Weiterer Imageschaden für den Boeing-Konzern

■ Einen Tag vor dem Absturz der Boeing 767 wurde bekannt, dass der amerikanische Flugzeughersteller interne Untersuchungen über Unglücksursachen jahrelang zurückhielt

Berlin (taz) – Flugzeugkatastrophen wie der Absturz der Egypt-Air-Maschine über dem Nordatlantik sind vor allem schrecklich für die Opfer und ihre Hinterbliebenen. Die Flugzeughersteller, deren Maschinen abstürzen, haben ganz andere Sorgen. Jeder Absturz schadet dem Image. Im äußerst harten, weltweiten Konkurrenzkampf kann man sich nicht leisten, allzu oft negative Schlagzeilen zu machen. Für das US-Unternehmen Boeing kommen sie zu einem besonders ungünstigen Zeitpunkt. In letzter Zeit gab es eine Serie von Pannen und Unglücken mit Boeing-Maschinen. Das schlimmste war 1996 der Absturz einer TWA-Boeing 747 vor der Küste Long Islands.

Besonders peinlich ist für das Unternehmen aus Seattle aber, dass just einen Tag vor dem Absturz der Boeing 767 am Sonntag die Washington Post einen Bericht veröffentlichte, der kein gutes Licht auf das Unternehmen wirft: Der Zeitung zufolge hatte Boeing bereits vor 16 Jahren Probleme mit den Treibstofftanks ihrer Flugzeuge untersucht, den Bericht darüber aber erst vor kurzem den amerikanischen Behörden übergeben. Diese verspätete Informationspolitik des Unternehmens hatte die Nationale Transportsicherheitsbehörde (NTSB) sehr verärgert.

Bei der hausinternen Boeing-Untersuchung ging es nämlich um Probleme, die als mögliche Ursache für den Absturz einer Boeing 747 der amerikanischen Fluggesellschaft TWA 1996 vor Long Island gelten – und die möglicherweise auch beim Todesflug der Egypt-Air-Maschine eine Rolle gespielt haben könnten.

Das Problem mit den Tanks nicht ernst genommen

Der republikanische Senator Charles E. Grassley ging nach Bekanntwerden der Verzögerungstaktik bei Boeing sogar so weit zu sagen, dass eine rechtzeitige Übergabe der Untersuchungsberichte das TWA-Unglück mit 230 Toten möglicherweise hätte verhindern können. Die Boeing-Untersuchungen konzentrierten sich auf die Frage, die auch die Ermittlungsbeamten im Fall TWA stark beschäftigt hat: die Möglichkeit, dass durch Überhitzung im Haupttank extrem leicht entzündliche Dämpfe entstehen. Dies wird von den Experten inzwischen als wahrscheinlichste Ursache für die Explosion der TWA-Maschine angesehen.
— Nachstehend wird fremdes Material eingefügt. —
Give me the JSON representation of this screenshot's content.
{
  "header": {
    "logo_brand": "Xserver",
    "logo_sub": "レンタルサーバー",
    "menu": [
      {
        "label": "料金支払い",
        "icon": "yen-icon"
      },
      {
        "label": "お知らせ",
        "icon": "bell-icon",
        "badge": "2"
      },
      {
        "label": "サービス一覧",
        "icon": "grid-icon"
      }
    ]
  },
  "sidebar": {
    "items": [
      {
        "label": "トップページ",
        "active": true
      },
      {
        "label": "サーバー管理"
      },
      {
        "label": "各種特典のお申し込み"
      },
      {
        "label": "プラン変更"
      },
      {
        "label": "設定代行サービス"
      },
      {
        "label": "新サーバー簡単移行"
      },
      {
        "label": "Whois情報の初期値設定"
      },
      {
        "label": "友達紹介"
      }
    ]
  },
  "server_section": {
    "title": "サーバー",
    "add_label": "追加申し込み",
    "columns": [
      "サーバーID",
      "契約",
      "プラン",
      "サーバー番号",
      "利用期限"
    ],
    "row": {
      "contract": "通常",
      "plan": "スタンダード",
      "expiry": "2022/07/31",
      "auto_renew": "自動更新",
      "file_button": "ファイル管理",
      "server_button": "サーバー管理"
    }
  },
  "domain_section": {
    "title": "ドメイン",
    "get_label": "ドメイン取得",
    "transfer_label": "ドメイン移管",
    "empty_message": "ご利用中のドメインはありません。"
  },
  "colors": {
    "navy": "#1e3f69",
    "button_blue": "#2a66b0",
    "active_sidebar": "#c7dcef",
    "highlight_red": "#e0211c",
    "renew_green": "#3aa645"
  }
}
Ein Boeing-Sprecher sagte, sein Unternehmen sei „peinlich berührt“, weil es die eigene Studie bis zum Juni dieses Jahres „übersehen“ habe. Der Grund dafür sei gewesen, dass sich die Untersuchungen nicht auf zivile Maschinen, sondern auf Militärmaschinen konzentriert hätten. Die Mitarbeiter, die mit diesen Untersuchungen beschäftigt waren, hätten die Erkenntnisse deshalb wohl nicht für relevant gehalten.

Für Bill Kauffman, ein Experten der University of Michigan, der sich mit der Erforschung von Flugzeugexplosionen beschäftigt, ist es absolut unverständlich, warum Boeing nicht besser und früher kooperiert hat: „Ich weiß nicht, ob dieses Dokument allein entscheidend gewesen wäre, aber es hätte auf jeden Fall einen wichtigen Beitrag liefern können, damit man das Problem der Tanks früher ernst genommen hätte“, sagte Kauffmann.

Während diese Vorwürfe durch das noch ungeklärte Unglück vom Sonntag weitere Brisanz erhalten und es für Boeing immer schwieriger wird, sich zu rechtfertigen und einen größeren Imageschaden zu vermeiden, glauben deutsche Experten nicht an absichtliche Vertuschungsmanöver. Helmut Krause von der Bundesstelle für Flugunfalluntersuchung in Braunschweig würde das „zunächst einmal ausschließen“.

Auf jeden Fall zu spät für die 217 Menschen an Bord kommen die strengeren Vorschriften, die die amerikanische Flugsicherheitsbehörde erst am vergangen Donnerstag erlassen hat. Die neuen Regeln sollen Flugzeughersteller verpflichten, die Sicherheitsvorkehrungen in ihren Tankanlagen zu verbessern und binnen einem Jahr neue Wartungsprogramme zu entwickeln.